El pasado día 2 de octubre, el Catedrático de Economía de la Universidad de Sevilla, Juan Torres publicaba en el diario Público un artículo en donde criticaba de forma muy clara que las medidas derivadas del Plan Bush para rescatar a los bancos estadounidenses no sirven ni de placebo para la economía. En palabras textuales decía “lo cierto es que sabemos lo que ha pasado en los últimos tiempos y es por eso que podemos inferir que su Plan no arreglaría nada sustancial, por mucho que lavaba la cara a unos cuantos bancos a costa del erario público” (Público 2/10/2008). Este profesor viene denunciando, desde hace un tiempo, que las medidas que se vienen arbitrando, por los gobiernos y las instituciones financieras con respecto a la economía mundial no son las únicas posibles. En distintas publicaciones como Rebelión o Temas para el debate, que no son de gran difusión mediática, ya había presagiado lo que iba a ocurrir y lo había argumentado de forma clara. En síntesis, viene a decir que esta crisis es una crisis financiera, hipotecaria, pero, sobre todo, derivada de unas políticas gubernamentales que han permitido a los más poderosos seguir realizando intervenciones económicas de compra y venta con el sólo objeto de ganar más dinero, sin importarles para nada que parte de la humanidad sale perjudicada. En definitiva, que esta crisis no es más que un reflejo directo de la cara más cruel del capitalismo actual.
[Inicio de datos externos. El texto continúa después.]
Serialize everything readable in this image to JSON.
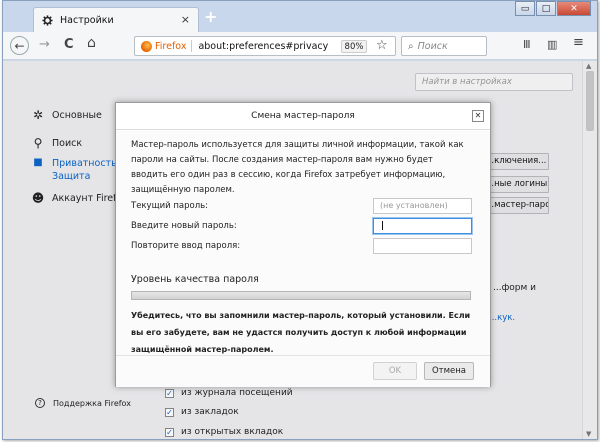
{
  "browser": {
    "tab_title": "Настройки",
    "tab_close": "×",
    "new_tab": "+",
    "window_controls": {
      "minimize": "▭",
      "maximize": "□",
      "close": "✕"
    },
    "back": "←",
    "forward": "→",
    "reload": "C",
    "home": "⌂",
    "identity_label": "Firefox",
    "url": "about:preferences#privacy",
    "zoom": "80%",
    "bookmark_star": "☆",
    "search_placeholder": "Поиск",
    "search_glyph": "⌕",
    "library": "Ⅲ",
    "sidebar": "▥",
    "menu": "≡"
  },
  "preferences": {
    "find_placeholder": "Найти в настройках",
    "sidebar": [
      {
        "label": "Основные",
        "icon": "gear-icon"
      },
      {
        "label": "Поиск",
        "icon": "search-icon"
      },
      {
        "label": "Приватность и",
        "label2": "Защита",
        "icon": "lock-icon"
      },
      {
        "label": "Аккаунт Firefox",
        "icon": "account-icon"
      }
    ],
    "support": "Поддержка Firefox",
    "bg_buttons": [
      "...ключения...",
      "...ные логины...",
      "...мастер-паро..."
    ],
    "bg_text_1": "...форм и",
    "bg_link": "...кук.",
    "checkbox_rows": [
      {
        "label": "из журнала посещений",
        "checked": "✓"
      },
      {
        "label": "из закладок",
        "checked": "✓"
      },
      {
        "label": "из открытых вкладок",
        "checked": "✓"
      }
    ]
  },
  "dialog": {
    "title": "Смена мастер-пароля",
    "close": "✕",
    "intro": "Мастер-пароль используется для защиты личной информации, такой как пароли на сайты. После создания мастер-пароля вам нужно будет вводить его один раз в сессию, когда Firefox затребует информацию, защищённую паролем.",
    "current_label": "Текущий пароль:",
    "current_value": "(не установлен)",
    "new_label": "Введите новый пароль:",
    "repeat_label": "Повторите ввод пароля:",
    "quality_title": "Уровень качества пароля",
    "quality_level": 0,
    "warning": "Убедитесь, что вы запомнили мастер-пароль, который установили. Если вы его забудете, вам не удастся получить доступ к любой информации защищённой мастер-паролем.",
    "ok": "OK",
    "cancel": "Отмена"
  },
  "colors": {
    "accent": "#0a64c8",
    "firefox_orange": "#e66000",
    "focus": "#3d8ede"
  }
}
Juan Torres tiene además un valor extraordinario en sus tesis económicas, porque no se queda solo en la crítica, sino que propone soluciones a la misma. Sería muy prolijo hacerlo aquí, pero al menos una pincelada que puede dar ideas para asuntos concretos como es el de la vivienda y que me parece de un interés extraordinario; me refiero a la necesidad que hay de cambiar las políticas de vivienda, en concreto dice en el artículo publicado el 10 de septiembre de 2007 en Rebelión, “Los gobiernos tienen medios para asegurar que las viviendas sean lo que deben ser, soluciones al problema social de la habitabilidad, y no activos para canalizar el ahorro de los ricos y para labrar ganancias especulativas” . Es ésta una de las claves de por qué nos encontramos en la situación de carestía de la vivienda. La vivienda en España, la privada por supuesto y, la oficial, en la mayoría de los casos también, está encarecida por la especulación propiciada por las políticas oficiales de gobiernos nacionales, autonómicos y municipales. En este sentido estamos asistiendo, en nuestro pueblo, a políticas municipales que no permiten el abaratamiento de las viviendas porque el propio ayuntamiento está especulando con el suelo propio, imponiendo unos precios del mismo que hacen que la vivienda protegida no esté al alcance de la gente que más la necesita. Este gobierno está demasiado comprometido con algunos empresarios locales de la construcción como para que su política permita la puesta en venta de viviendas baratas, ¿quién compraría las que hacen estos empresarios? Es preciso un cambio radical en este tipo de políticas, pero desde luego no creo que el gobierno municipal actual que tiene poco de socialista, a pesar de su nombre, lo vaya a hacer.
Finalmente, en el artículo al que hacía referencia al comienzo de este artículo, termina diciendo Juan Torres “La única solución efectiva es hacer mesa limpia. Cerrar la puerta del casino, reprimir la especulación financiera y proteger la creación de riqueza obligando a que los recursos financieros se dediquen a financiar la actividad empresarial y el consumo. ¿No cambiaría acaso la situación española si en lugar de que el Banco de Santander, sin ir más lejos, dedicara sus recursos a financiar la producción y el empleo en lugar de jugar al Monopoly comprando otros bancos? Pues eso es lo que hay que cambiar.“ Desde luego creo que este señor está poniendo el dedo en la llaga, los bancos supuestamente pierden, pero, desde luego en una economía financiera globalizada lo que pierden unos se lo llevan otros, que a la postre son siempre los mismos.